Adriano Olivetti ha creduto nella possibilità di lavorare insieme imprenditori e lavoratori per il bene dell'impresa e il miglioramento della comunità nel suo complesso. In molti però oggi, pur apprezzando la sua sensibilità e la sua capacità di guardare lontano, gli rimproverano di non aver messo le sue idee al servizio di un confronto più generale con l'intero movimento sindacale italiano. Il mondo che Olivetti aveva costruito attorno alla sua impresa, era probabilmente un'isola troppo felice: fu accusato per questo di aver contribuito a dividere il fronte delle confederazioni sindacali con la sua discriminazione a favore di un sindacato e a danno di altri. Una divisione di cui probabilmente Adriano Olivetti, pur essendone consapevole, non era responsabile.
L'intervista impossibile
Camillo Olivetti
L'industria come modello di design Ugo Gregoretti
- Quando si dice Olivetti si pensa alla macchina da scrivere... Ma l'azienda che lei ha fondato nel 1908 ha sempre cercato di sfuggire all'aridità dei processi produttivi. Come è successo?
Camillo Olivetti
- Sono sempre partito dall'assunto che la macchina da scrivere non dovesse essere un gingillo da salotto, con ornamenti dì gusto discutibile, ma dovesse avere un aspetto serio ed elegante al contempo. Da qui la filosofia di un'azienda sempre diretta al giusto compromesso tra il momento produttivo e quello sociale, perseguito con varie iniziative e manifestazioni.
Ugo Gregoretti
- Le iniziative e le manifestazioni alle quali ha accennato sono un esempio unico nel panorama italiano
Camillo Olivetti
- Parallelamente, anzi simbioticamente alla produzione della fabbrica, si decise di intraprendere alcune iniziative, seguite in prima persona da mio figlio Adriano, dal 1933 direttore generale.
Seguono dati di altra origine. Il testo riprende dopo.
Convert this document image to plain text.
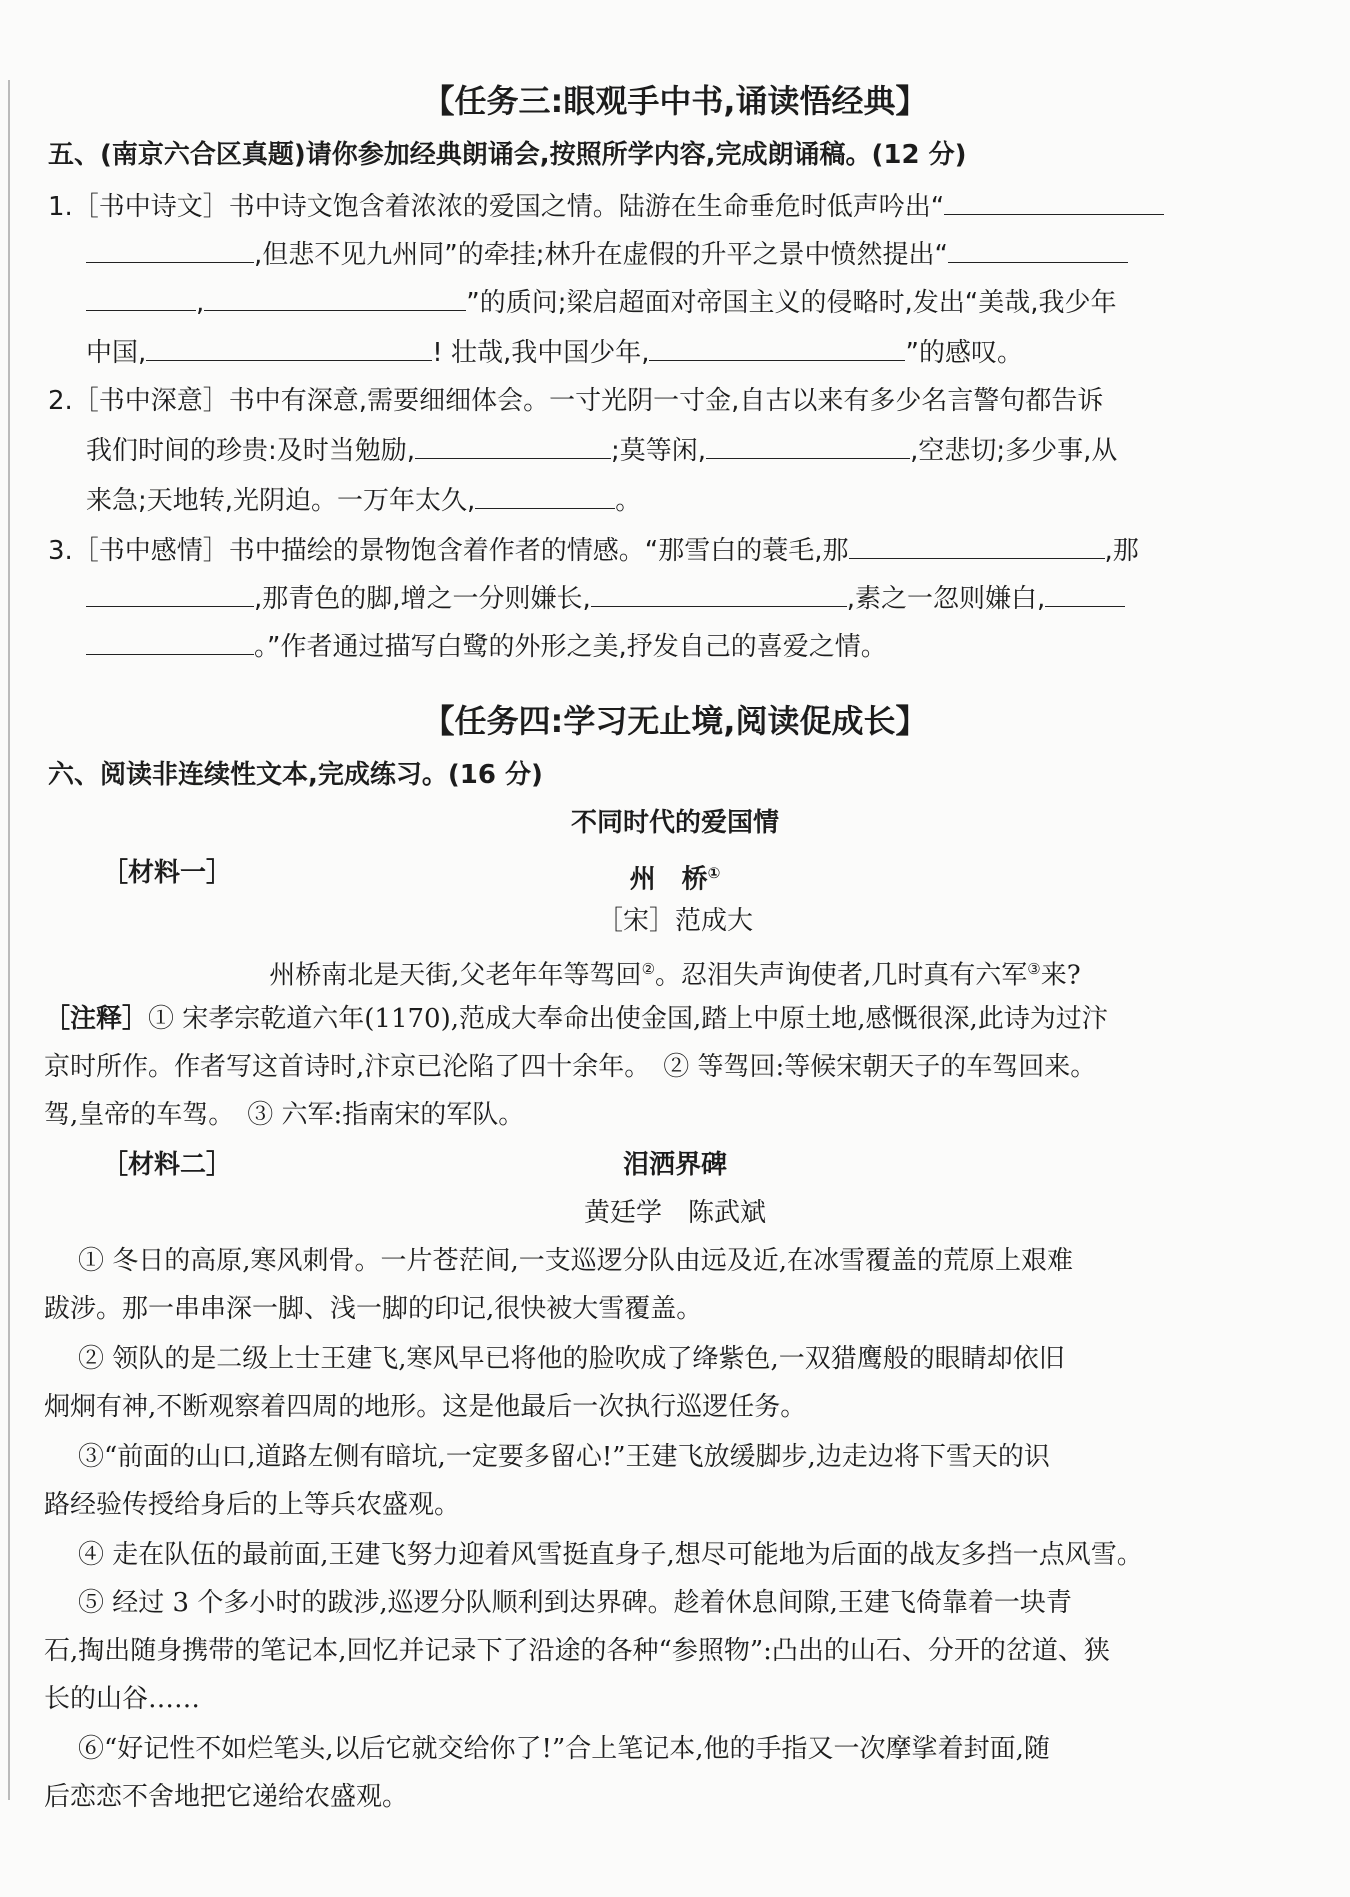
【任务三:眼观手中书,诵读悟经典】
五、(南京六合区真题)请你参加经典朗诵会,按照所学内容,完成朗诵稿。(12 分)
1.［书中诗文］书中诗文饱含着浓浓的爱国之情。陆游在生命垂危时低声吟出“
,但悲不见九州同”的牵挂;林升在虚假的升平之景中愤然提出“
,	”的质问;梁启超面对帝国主义的侵略时,发出“美哉,我少年
中国,	! 壮哉,我中国少年,	”的感叹。
2.［书中深意］书中有深意,需要细细体会。一寸光阴一寸金,自古以来有多少名言警句都告诉
我们时间的珍贵:及时当勉励,	;莫等闲,	,空悲切;多少事,从
来急;天地转,光阴迫。一万年太久,	。
3.［书中感情］书中描绘的景物饱含着作者的情感。“那雪白的蓑毛,那	,那
,那青色的脚,增之一分则嫌长,	,素之一忽则嫌白,
。”作者通过描写白鹭的外形之美,抒发自己的喜爱之情。
【任务四:学习无止境,阅读促成长】
六、阅读非连续性文本,完成练习。(16 分)
不同时代的爱国情
［材料一］	州　桥①
［宋］范成大
州桥南北是天街,父老年年等驾回②。忍泪失声询使者,几时真有六军③来?
［注释］① 宋孝宗乾道六年(1170),范成大奉命出使金国,踏上中原土地,感慨很深,此诗为过汴
京时所作。作者写这首诗时,汴京已沦陷了四十余年。　② 等驾回:等候宋朝天子的车驾回来。
驾,皇帝的车驾。　③ 六军:指南宋的军队。
［材料二］	泪洒界碑
黄廷学　陈武斌
① 冬日的高原,寒风刺骨。一片苍茫间,一支巡逻分队由远及近,在冰雪覆盖的荒原上艰难
跋涉。那一串串深一脚、浅一脚的印记,很快被大雪覆盖。
② 领队的是二级上士王建飞,寒风早已将他的脸吹成了绛紫色,一双猎鹰般的眼睛却依旧
炯炯有神,不断观察着四周的地形。这是他最后一次执行巡逻任务。
③“前面的山口,道路左侧有暗坑,一定要多留心!”王建飞放缓脚步,边走边将下雪天的识
路经验传授给身后的上等兵农盛观。
④ 走在队伍的最前面,王建飞努力迎着风雪挺直身子,想尽可能地为后面的战友多挡一点风雪。
⑤ 经过 3 个多小时的跋涉,巡逻分队顺利到达界碑。趁着休息间隙,王建飞倚靠着一块青
石,掏出随身携带的笔记本,回忆并记录下了沿途的各种“参照物”:凸出的山石、分开的岔道、狭
长的山谷……
⑥“好记性不如烂笔头,以后它就交给你了!”合上笔记本,他的手指又一次摩挲着封面,随
后恋恋不舍地把它递给农盛观。
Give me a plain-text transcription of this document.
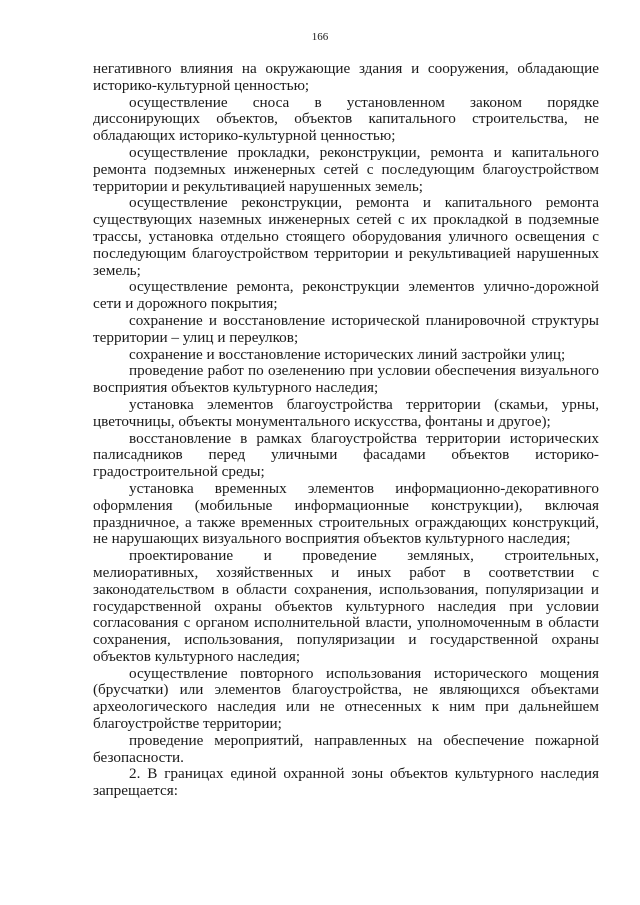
166

негативного влияния на окружающие здания и сооружения, обладающие историко-культурной ценностью;

осуществление сноса в установленном законом порядке диссонирующих объектов, объектов капитального строительства, не обладающих историко-культурной ценностью;

осуществление прокладки, реконструкции, ремонта и капитального ремонта подземных инженерных сетей с последующим благоустройством территории и рекультивацией нарушенных земель;

осуществление реконструкции, ремонта и капитального ремонта существующих наземных инженерных сетей с их прокладкой в подземные трассы, установка отдельно стоящего оборудования уличного освещения с последующим благоустройством территории и рекультивацией нарушенных земель;

осуществление ремонта, реконструкции элементов улично-дорожной сети и дорожного покрытия;

сохранение и восстановление исторической планировочной структуры территории – улиц и переулков;

сохранение и восстановление исторических линий застройки улиц;

проведение работ по озеленению при условии обеспечения визуального восприятия объектов культурного наследия;

установка элементов благоустройства территории (скамьи, урны, цветочницы, объекты монументального искусства, фонтаны и другое);

восстановление в рамках благоустройства территории исторических палисадников перед уличными фасадами объектов историко-градостроительной среды;

установка временных элементов информационно-декоративного оформления (мобильные информационные конструкции), включая праздничное, а также временных строительных ограждающих конструкций, не нарушающих визуального восприятия объектов культурного наследия;

проектирование и проведение земляных, строительных, мелиоративных, хозяйственных и иных работ в соответствии с законодательством в области сохранения, использования, популяризации и государственной охраны объектов культурного наследия при условии согласования с органом исполнительной власти, уполномоченным в области сохранения, использования, популяризации и государственной охраны объектов культурного наследия;

осуществление повторного использования исторического мощения (брусчатки) или элементов благоустройства, не являющихся объектами археологического наследия или не отнесенных к ним при дальнейшем благоустройстве территории;

проведение мероприятий, направленных на обеспечение пожарной безопасности.

2. В границах единой охранной зоны объектов культурного наследия запрещается:
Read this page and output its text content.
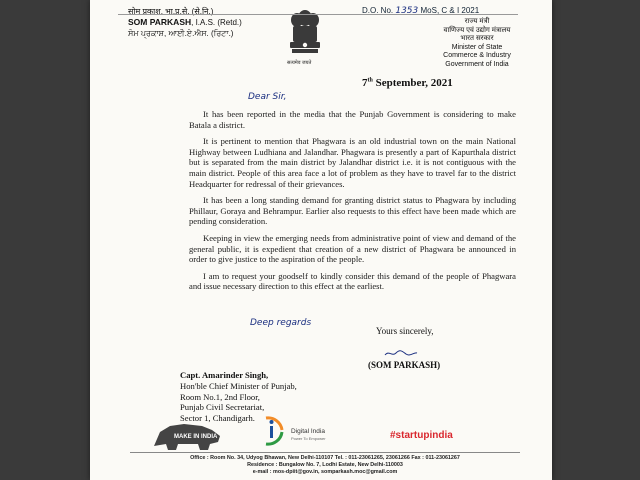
सोम प्रकाश, भा.प्र.से. (से.नि.)
SOM PARKASH, I.A.S. (Retd.)
ਸੋਮ ਪ੍ਰਕਾਸ਼, ਆਈ.ਏ.ਐਸ. (ਰਿਟਾ.)
सत्यमेव जयते
D.O. No. 1353 MoS, C & I 2021
राज्य मंत्री
वाणिज्य एवं उद्योग मंत्रालय
भारत सरकार
Minister of State
Commerce & Industry
Government of India
7th September, 2021
Dear Sir,

It has been reported in the media that the Punjab Government is considering to make Batala a district.

It is pertinent to mention that Phagwara is an old industrial town on the main National Highway between Ludhiana and Jalandhar. Phagwara is presently a part of Kapurthala district but is separated from the main district by Jalandhar district i.e. it is not contiguous with the main district. People of this area face a lot of problem as they have to travel far to the district Headquarter for redressal of their grievances.

It has been a long standing demand for granting district status to Phagwara by including Phillaur, Goraya and Behrampur. Earlier also requests to this effect have been made which are pending consideration.

Keeping in view the emerging needs from administrative point of view and demand of the general public, it is expedient that creation of a new district of Phagwara be announced in order to give justice to the aspiration of the people.

I am to request your goodself to kindly consider this demand of the people of Phagwara and issue necessary direction to this effect at the earliest.

Deep regards
Yours sincerely,
(SOM PARKASH)
Capt. Amarinder Singh,
Hon'ble Chief Minister of Punjab,
Room No.1, 2nd Floor,
Punjab Civil Secretariat,
Sector 1, Chandigarh.
MAKE IN INDIA
Digital India
Power To Empower	#startupindia
Office : Room No. 34, Udyog Bhawan, New Delhi-110107 Tel. : 011-23061265, 23061266 Fax : 011-23061267
Residence : Bungalow No. 7, Lodhi Estate, New Delhi-110003
e-mail : mos-dpiit@gov.in, somparkash.moc@gmail.com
Furono chiamate personalità di grande rilievo in tutti i campi della progettazione, capaci di seguire e di stimolare ogni tipo di attività. Nacquero riviste, 'Tecnica e organizzazione', 'Sele arte', 'Zodiac', uffici pubblicità, si promossero mostre, si aprirono stabilimenti e negozi Olivetti in tutto il mondo.
Ugo Gregoretti
- Insomma l'immagine vincente all'estero del prodotto italiano?
Camillo Olivetti
- Anche quello ma non solo. La progettazione dei nuovi stabilimenti di Figini e Pollini, la redazione del piano regolatore di Ivrea e della Val d'Aosta erano esempi di come la realtà produttiva intendeva rapportarsi alla comunità nella quale agiva... Ci siamo sempre interrogati sui fini dell'industria, abbiamo perseguito un tipo nuovo di impresa che favorisse il passaggio da una comunità di fabbrica a una comunità territoriale. La simbiosi tra utile e bello non doveva riguardare solo l'oggetto finito ma improntare di sé tutto il ciclo produttivo.
Citando Morris, "Il vero lavoro è il segno più alto dello spirito della vita". Ecco in questo noi crediamo.